Doğdu ...! Ahmed doğdu 571 yılı Rebîu’l-evvel ayının 12. günü pazartesi sabahı. Hz. Adem’in alnında zikir seslerini duyduğu Rasûl, Hz. İbrahim’in duası, Hz. İsa’nın müjdesi, yüz deve karşılığı kurban edilmekten azat olan Abdullah’ın yetimi, Âmine’nin göz bebeği doğdu. Hz. Ahmed, doğuşuyla şeref verdi kâinata...
Dünyanın seyrini değiştirecek bir çocuk doğdu. Kabe’yi yıkmaya gelen Fil Ordusu’nun Ebâbillerle helâk edilmesinin ardından henüz elli gün geçmişti ki Allah, âlemlere rahmet bir çocuk ihsan etti insanlığa. Daha doğmadan geleceği müjdelenen, bütün mahlukâtın yolunu gözlediği, âşıkların, sevgiye doymamışların hasret kaldığı ve her peygamberin görmek istediği ve Rabb’imizin ikiz kardeş bile vermeyerek kıskandığı Habibî, sevgilisi bir çocuk dünyaya geldi.

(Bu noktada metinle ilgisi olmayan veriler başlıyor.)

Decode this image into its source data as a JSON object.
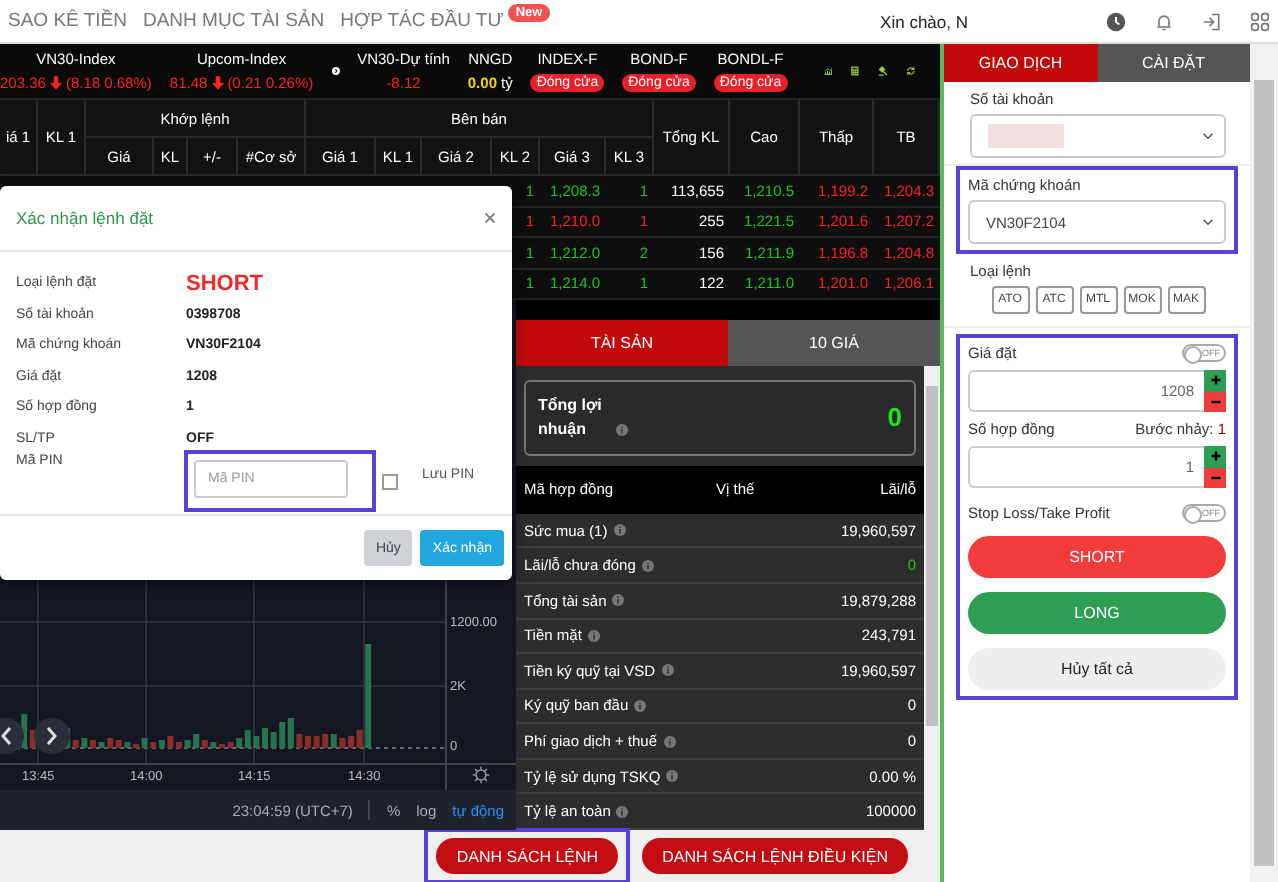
{
  "nav": {
    "links": [
      {
        "label": "SAO KÊ TIỀN"
      },
      {
        "label": "DANH MỤC TÀI SẢN"
      },
      {
        "label": "HỢP TÁC ĐẦU TƯ",
        "badge": "New"
      }
    ],
    "greeting": "Xin chào, N"
  },
  "indices": [
    {
      "name": "VN30-Index",
      "value": "203.36",
      "change": "(8.18 0.68%)"
    },
    {
      "name": "Upcom-Index",
      "value": "81.48",
      "change": "(0.21 0.26%)"
    }
  ],
  "forecast": {
    "name": "VN30-Dự tính",
    "value": "-8.12"
  },
  "foreign": {
    "name": "NNGD",
    "value": "0.00",
    "unit": "tỷ"
  },
  "markets": [
    {
      "name": "INDEX-F",
      "status": "Đóng cửa"
    },
    {
      "name": "BOND-F",
      "status": "Đóng cửa"
    },
    {
      "name": "BONDL-F",
      "status": "Đóng cửa"
    }
  ],
  "table": {
    "columns": [
      {
        "label": "iá 1"
      },
      {
        "label": "KL 1"
      },
      {
        "label": "Khớp lệnh",
        "children": [
          {
            "label": "Giá"
          },
          {
            "label": "KL"
          },
          {
            "label": "+/-"
          },
          {
            "label": "#Cơ sở"
          }
        ]
      },
      {
        "label": "Bên bán",
        "children": [
          {
            "label": "Giá 1"
          },
          {
            "label": "KL 1"
          },
          {
            "label": "Giá 2"
          },
          {
            "label": "KL 2"
          },
          {
            "label": "Giá 3"
          },
          {
            "label": "KL 3"
          }
        ]
      },
      {
        "label": "Tổng KL"
      },
      {
        "label": "Cao"
      },
      {
        "label": "Thấp"
      },
      {
        "label": "TB"
      }
    ],
    "rows": [
      {
        "cells": [
          {
            "text": ""
          },
          {
            "text": ""
          },
          {
            "text": ""
          },
          {
            "text": ""
          },
          {
            "text": ""
          },
          {
            "text": ""
          },
          {
            "text": ""
          },
          {
            "text": ""
          },
          {
            "text": ""
          },
          {
            "text": "1",
            "color": "#19c819"
          },
          {
            "text": "1,208.3",
            "color": "#19c819"
          },
          {
            "text": "1",
            "color": "#19c819"
          },
          {
            "text": "113,655",
            "color": "#ffffff"
          },
          {
            "text": "1,210.5",
            "color": "#19c819"
          },
          {
            "text": "1,199.2",
            "color": "#ff2020"
          },
          {
            "text": "1,204.3",
            "color": "#ff2020"
          }
        ]
      },
      {
        "cells": [
          {
            "text": ""
          },
          {
            "text": ""
          },
          {
            "text": ""
          },
          {
            "text": ""
          },
          {
            "text": ""
          },
          {
            "text": ""
          },
          {
            "text": ""
          },
          {
            "text": ""
          },
          {
            "text": ""
          },
          {
            "text": "1",
            "color": "#ff2020"
          },
          {
            "text": "1,210.0",
            "color": "#ff2020"
          },
          {
            "text": "1",
            "color": "#ff2020"
          },
          {
            "text": "255",
            "color": "#ffffff"
          },
          {
            "text": "1,221.5",
            "color": "#19c819"
          },
          {
            "text": "1,201.6",
            "color": "#ff2020"
          },
          {
            "text": "1,207.2",
            "color": "#ff2020"
          }
        ]
      },
      {
        "cells": [
          {
            "text": ""
          },
          {
            "text": ""
          },
          {
            "text": ""
          },
          {
            "text": ""
          },
          {
            "text": ""
          },
          {
            "text": ""
          },
          {
            "text": ""
          },
          {
            "text": ""
          },
          {
            "text": ""
          },
          {
            "text": "1",
            "color": "#19c819"
          },
          {
            "text": "1,212.0",
            "color": "#19c819"
          },
          {
            "text": "2",
            "color": "#19c819"
          },
          {
            "text": "156",
            "color": "#ffffff"
          },
          {
            "text": "1,211.9",
            "color": "#19c819"
          },
          {
            "text": "1,196.8",
            "color": "#ff2020"
          },
          {
            "text": "1,204.8",
            "color": "#ff2020"
          }
        ]
      },
      {
        "cells": [
          {
            "text": ""
          },
          {
            "text": ""
          },
          {
            "text": ""
          },
          {
            "text": ""
          },
          {
            "text": ""
          },
          {
            "text": ""
          },
          {
            "text": ""
          },
          {
            "text": ""
          },
          {
            "text": ""
          },
          {
            "text": "1",
            "color": "#19c819"
          },
          {
            "text": "1,214.0",
            "color": "#19c819"
          },
          {
            "text": "1",
            "color": "#19c819"
          },
          {
            "text": "122",
            "color": "#ffffff"
          },
          {
            "text": "1,211.0",
            "color": "#19c819"
          },
          {
            "text": "1,201.0",
            "color": "#ff2020"
          },
          {
            "text": "1,206.1",
            "color": "#ff2020"
          }
        ]
      }
    ]
  },
  "chart": {
    "y_labels": [
      "1200.00",
      "2K",
      "0"
    ],
    "x_labels": [
      "13:45",
      "14:00",
      "14:15",
      "14:30"
    ]
  },
  "chart_toolbar": {
    "time": "23:04:59 (UTC+7)",
    "scales": [
      {
        "label": "%",
        "selected": false
      },
      {
        "label": "log",
        "selected": false
      },
      {
        "label": "tự động",
        "selected": true
      }
    ]
  },
  "asset_tabs": [
    {
      "label": "TÀI SẢN",
      "selected": true
    },
    {
      "label": "10 GIÁ",
      "selected": false
    }
  ],
  "profit": {
    "label": "Tổng lợi nhuận",
    "value": "0"
  },
  "positions_header": [
    "Mã hợp đồng",
    "Vị thế",
    "Lãi/lỗ"
  ],
  "asset_rows": [
    {
      "label": "Sức mua (1)",
      "value": "19,960,597",
      "color": "#ffffff"
    },
    {
      "label": "Lãi/lỗ chưa đóng",
      "value": "0",
      "color": "#19c819"
    },
    {
      "label": "Tổng tài sản",
      "value": "19,879,288",
      "color": "#ffffff"
    },
    {
      "label": "Tiền mặt",
      "value": "243,791",
      "color": "#ffffff"
    },
    {
      "label": "Tiền ký quỹ tại VSD",
      "value": "19,960,597",
      "color": "#ffffff"
    },
    {
      "label": "Ký quỹ ban đầu",
      "value": "0",
      "color": "#ffffff"
    },
    {
      "label": "Phí giao dịch + thuế",
      "value": "0",
      "color": "#ffffff"
    },
    {
      "label": "Tỷ lệ sử dụng TSKQ",
      "value": "0.00 %",
      "color": "#ffffff"
    },
    {
      "label": "Tỷ lệ an toàn",
      "value": "100000",
      "color": "#ffffff"
    }
  ],
  "order_lists": [
    {
      "label": "DANH SÁCH LỆNH",
      "highlighted": true
    },
    {
      "label": "DANH SÁCH LỆNH ĐIỀU KIỆN",
      "highlighted": false
    }
  ],
  "modal": {
    "title": "Xác nhận lệnh đặt",
    "fields": [
      {
        "label": "Loại lệnh đặt",
        "value": "SHORT",
        "kind": "side"
      },
      {
        "label": "Số tài khoản",
        "value": "0398708",
        "kind": "plain"
      },
      {
        "label": "Mã chứng khoán",
        "value": "VN30F2104",
        "kind": "plain"
      },
      {
        "label": "Giá đặt",
        "value": "1208",
        "kind": "plain"
      },
      {
        "label": "Số hợp đồng",
        "value": "1",
        "kind": "plain"
      },
      {
        "label": "SL/TP",
        "value": "OFF",
        "kind": "plain"
      }
    ],
    "pin": {
      "label": "Mã PIN",
      "placeholder": "Mã PIN",
      "highlighted": true
    },
    "save_pin": {
      "label": "Lưu PIN",
      "checked": false
    },
    "buttons": [
      {
        "label": "Hủy",
        "kind": "secondary"
      },
      {
        "label": "Xác nhận",
        "kind": "primary"
      }
    ]
  },
  "order_tabs": [
    {
      "label": "GIAO DỊCH",
      "selected": true
    },
    {
      "label": "CÀI ĐẶT",
      "selected": false
    }
  ],
  "account": {
    "label": "Số tài khoản",
    "redacted": true
  },
  "symbol": {
    "label": "Mã chứng khoán",
    "value": "VN30F2104",
    "highlighted": true
  },
  "order_types": {
    "label": "Loại lệnh",
    "options": [
      {
        "label": "ATO"
      },
      {
        "label": "ATC"
      },
      {
        "label": "MTL"
      },
      {
        "label": "MOK"
      },
      {
        "label": "MAK"
      }
    ]
  },
  "entry_highlighted": true,
  "price": {
    "label": "Giá đặt",
    "toggle": {
      "label": "OFF",
      "on": false
    },
    "value": "1208"
  },
  "quantity": {
    "label": "Số hợp đồng",
    "step_label": "Bước nhảy:",
    "step": "1",
    "value": "1"
  },
  "sltp": {
    "label": "Stop Loss/Take Profit",
    "toggle": {
      "label": "OFF",
      "on": false
    }
  },
  "actions": [
    {
      "label": "SHORT",
      "kind": "short"
    },
    {
      "label": "LONG",
      "kind": "long"
    },
    {
      "label": "Hủy tất cả",
      "kind": "cancel"
    }
  ]
}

Sabah erkenden bir ses duyuldu Mekke sokaklarında. Adı Yusuf olduğu söylenen bir Yahudi idi bu kişi. Rasûlullah Efendimiz (s.a.v)’in doğduğu gün, henüz Kureyş’in ve Mekke müşriklerinin hiçbir haberi yokken şöyle seslendi Kureyşlilere: “Ey Kureyş! Bugün sizin ümmetinizin peygamberi doğdu.” Yahudi böyle dedikten sonra o gün Mekke’de henüz bir çocuğun doğup doğmadığını araştırmaya başladı. Nihayet Abdulmuttalib’in meclisine geldi. Onun ailesinden bir erkek çocuk doğduğunu söylediler. Bunun üzerine Yahudi: “Tevrat’a yemin ederim ki bu çocuk peygamberdir.” dedi.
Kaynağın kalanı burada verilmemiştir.